Farther away from Accra, where it is difficult to get the Ga Kenkey that I love so much––I don’t like the Fante kenkey– –I had to seek other options. It was in Half Assini I discovered a culinary treat called Akyeke. The dish is grated cassava, fermented and flavoured. It is eaten with fried fish, pepper and chopped onion with seasoning and palm oil.
The dish, I learnt, originated from Ivory Coast.
When in Rome, the saying goes, do as the Romans––I guess that includes eating what the Romans eat. Generally, I give preferences for what is not available in my home country. That explains my preference for Kenkey in Ghana. I am particularly biased towards delicacies––though I stick to the agreeable ones (no more octopus or woodworms, no matter how delicious they are).
Recently, I was among a group of friends at a popular spot in Aguda, Surulere. Guess what was the biggest offering on the menu: Grilled catfish. The catfish rage has taken over the city. Even in the office, it has become the unofficial birthday chow.
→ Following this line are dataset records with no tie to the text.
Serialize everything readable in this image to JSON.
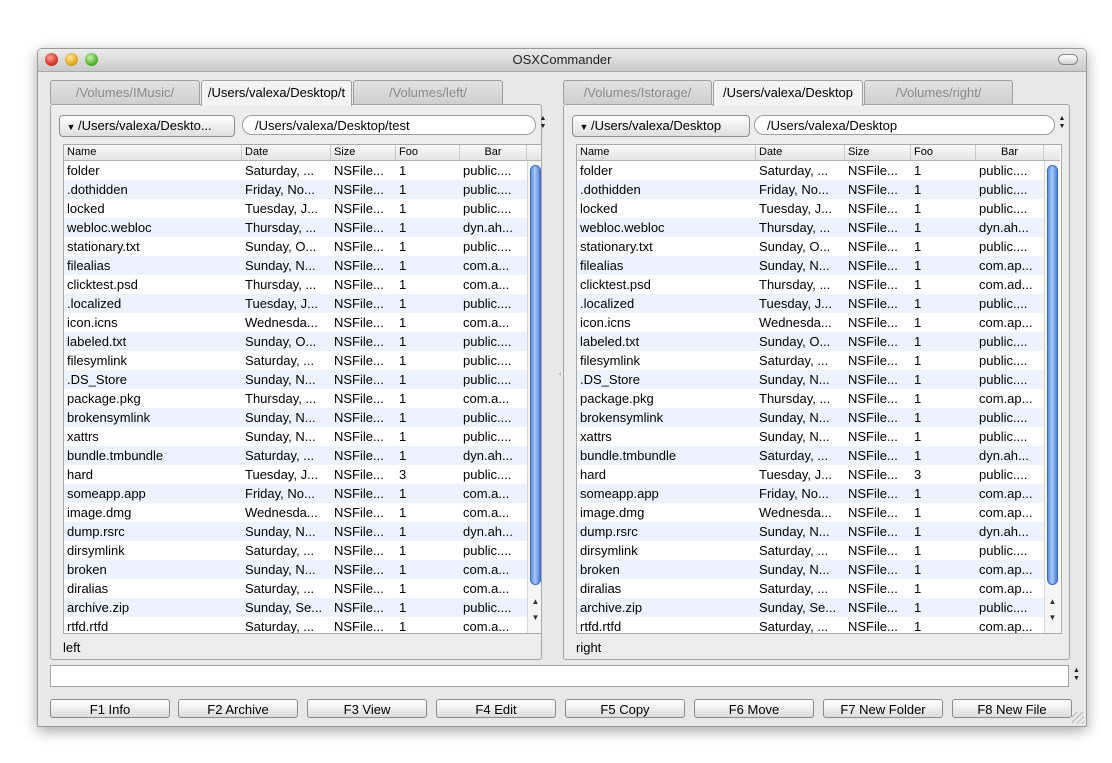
{
  "window": {
    "title": "OSXCommander"
  },
  "left": {
    "tabs": [
      "/Volumes/IMusic/",
      "/Users/valexa/Desktop/t",
      "/Volumes/left/"
    ],
    "active_tab": 1,
    "dropdown": "/Users/valexa/Deskto...",
    "path": "/Users/valexa/Desktop/test",
    "label": "left"
  },
  "right": {
    "tabs": [
      "/Volumes/Istorage/",
      "/Users/valexa/Desktop",
      "/Volumes/right/"
    ],
    "active_tab": 1,
    "dropdown": "/Users/valexa/Desktop",
    "path": "/Users/valexa/Desktop",
    "label": "right"
  },
  "columns": [
    "Name",
    "Date",
    "Size",
    "Foo",
    "Bar"
  ],
  "left_rows": [
    [
      "folder",
      "Saturday, ...",
      "NSFile...",
      "1",
      "public...."
    ],
    [
      ".dothidden",
      "Friday, No...",
      "NSFile...",
      "1",
      "public...."
    ],
    [
      "locked",
      "Tuesday, J...",
      "NSFile...",
      "1",
      "public...."
    ],
    [
      "webloc.webloc",
      "Thursday, ...",
      "NSFile...",
      "1",
      "dyn.ah..."
    ],
    [
      "stationary.txt",
      "Sunday, O...",
      "NSFile...",
      "1",
      "public...."
    ],
    [
      "filealias",
      "Sunday, N...",
      "NSFile...",
      "1",
      "com.a..."
    ],
    [
      "clicktest.psd",
      "Thursday, ...",
      "NSFile...",
      "1",
      "com.a..."
    ],
    [
      ".localized",
      "Tuesday, J...",
      "NSFile...",
      "1",
      "public...."
    ],
    [
      "icon.icns",
      "Wednesda...",
      "NSFile...",
      "1",
      "com.a..."
    ],
    [
      "labeled.txt",
      "Sunday, O...",
      "NSFile...",
      "1",
      "public...."
    ],
    [
      "filesymlink",
      "Saturday, ...",
      "NSFile...",
      "1",
      "public...."
    ],
    [
      ".DS_Store",
      "Sunday, N...",
      "NSFile...",
      "1",
      "public...."
    ],
    [
      "package.pkg",
      "Thursday, ...",
      "NSFile...",
      "1",
      "com.a..."
    ],
    [
      "brokensymlink",
      "Sunday, N...",
      "NSFile...",
      "1",
      "public...."
    ],
    [
      "xattrs",
      "Sunday, N...",
      "NSFile...",
      "1",
      "public...."
    ],
    [
      "bundle.tmbundle",
      "Saturday, ...",
      "NSFile...",
      "1",
      "dyn.ah..."
    ],
    [
      "hard",
      "Tuesday, J...",
      "NSFile...",
      "3",
      "public...."
    ],
    [
      "someapp.app",
      "Friday, No...",
      "NSFile...",
      "1",
      "com.a..."
    ],
    [
      "image.dmg",
      "Wednesda...",
      "NSFile...",
      "1",
      "com.a..."
    ],
    [
      "dump.rsrc",
      "Sunday, N...",
      "NSFile...",
      "1",
      "dyn.ah..."
    ],
    [
      "dirsymlink",
      "Saturday, ...",
      "NSFile...",
      "1",
      "public...."
    ],
    [
      "broken",
      "Sunday, N...",
      "NSFile...",
      "1",
      "com.a..."
    ],
    [
      "diralias",
      "Saturday, ...",
      "NSFile...",
      "1",
      "com.a..."
    ],
    [
      "archive.zip",
      "Sunday, Se...",
      "NSFile...",
      "1",
      "public...."
    ],
    [
      "rtfd.rtfd",
      "Saturday, ...",
      "NSFile...",
      "1",
      "com.a..."
    ]
  ],
  "right_rows": [
    [
      "folder",
      "Saturday, ...",
      "NSFile...",
      "1",
      "public...."
    ],
    [
      ".dothidden",
      "Friday, No...",
      "NSFile...",
      "1",
      "public...."
    ],
    [
      "locked",
      "Tuesday, J...",
      "NSFile...",
      "1",
      "public...."
    ],
    [
      "webloc.webloc",
      "Thursday, ...",
      "NSFile...",
      "1",
      "dyn.ah..."
    ],
    [
      "stationary.txt",
      "Sunday, O...",
      "NSFile...",
      "1",
      "public...."
    ],
    [
      "filealias",
      "Sunday, N...",
      "NSFile...",
      "1",
      "com.ap..."
    ],
    [
      "clicktest.psd",
      "Thursday, ...",
      "NSFile...",
      "1",
      "com.ad..."
    ],
    [
      ".localized",
      "Tuesday, J...",
      "NSFile...",
      "1",
      "public...."
    ],
    [
      "icon.icns",
      "Wednesda...",
      "NSFile...",
      "1",
      "com.ap..."
    ],
    [
      "labeled.txt",
      "Sunday, O...",
      "NSFile...",
      "1",
      "public...."
    ],
    [
      "filesymlink",
      "Saturday, ...",
      "NSFile...",
      "1",
      "public...."
    ],
    [
      ".DS_Store",
      "Sunday, N...",
      "NSFile...",
      "1",
      "public...."
    ],
    [
      "package.pkg",
      "Thursday, ...",
      "NSFile...",
      "1",
      "com.ap..."
    ],
    [
      "brokensymlink",
      "Sunday, N...",
      "NSFile...",
      "1",
      "public...."
    ],
    [
      "xattrs",
      "Sunday, N...",
      "NSFile...",
      "1",
      "public...."
    ],
    [
      "bundle.tmbundle",
      "Saturday, ...",
      "NSFile...",
      "1",
      "dyn.ah..."
    ],
    [
      "hard",
      "Tuesday, J...",
      "NSFile...",
      "3",
      "public...."
    ],
    [
      "someapp.app",
      "Friday, No...",
      "NSFile...",
      "1",
      "com.ap..."
    ],
    [
      "image.dmg",
      "Wednesda...",
      "NSFile...",
      "1",
      "com.ap..."
    ],
    [
      "dump.rsrc",
      "Sunday, N...",
      "NSFile...",
      "1",
      "dyn.ah..."
    ],
    [
      "dirsymlink",
      "Saturday, ...",
      "NSFile...",
      "1",
      "public...."
    ],
    [
      "broken",
      "Sunday, N...",
      "NSFile...",
      "1",
      "com.ap..."
    ],
    [
      "diralias",
      "Saturday, ...",
      "NSFile...",
      "1",
      "com.ap..."
    ],
    [
      "archive.zip",
      "Sunday, Se...",
      "NSFile...",
      "1",
      "public...."
    ],
    [
      "rtfd.rtfd",
      "Saturday, ...",
      "NSFile...",
      "1",
      "com.ap..."
    ]
  ],
  "command": {
    "value": ""
  },
  "function_keys": [
    "F1 Info",
    "F2 Archive",
    "F3 View",
    "F4 Edit",
    "F5 Copy",
    "F6 Move",
    "F7 New Folder",
    "F8 New File"
  ]
}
Grilled catfish, with salad and chips, topped with dollops of ketchup and salad cream.
Nonetheless, I remain a Kenkey fan.
A friend told me the sauce was the put-off for him. So I taught him the best way for non-Ghanaians to eat the cornmeal: open a tin of sardine, drain the oil and empty the fish into a plate, add tomato sauce, sliced onion and salt to taste.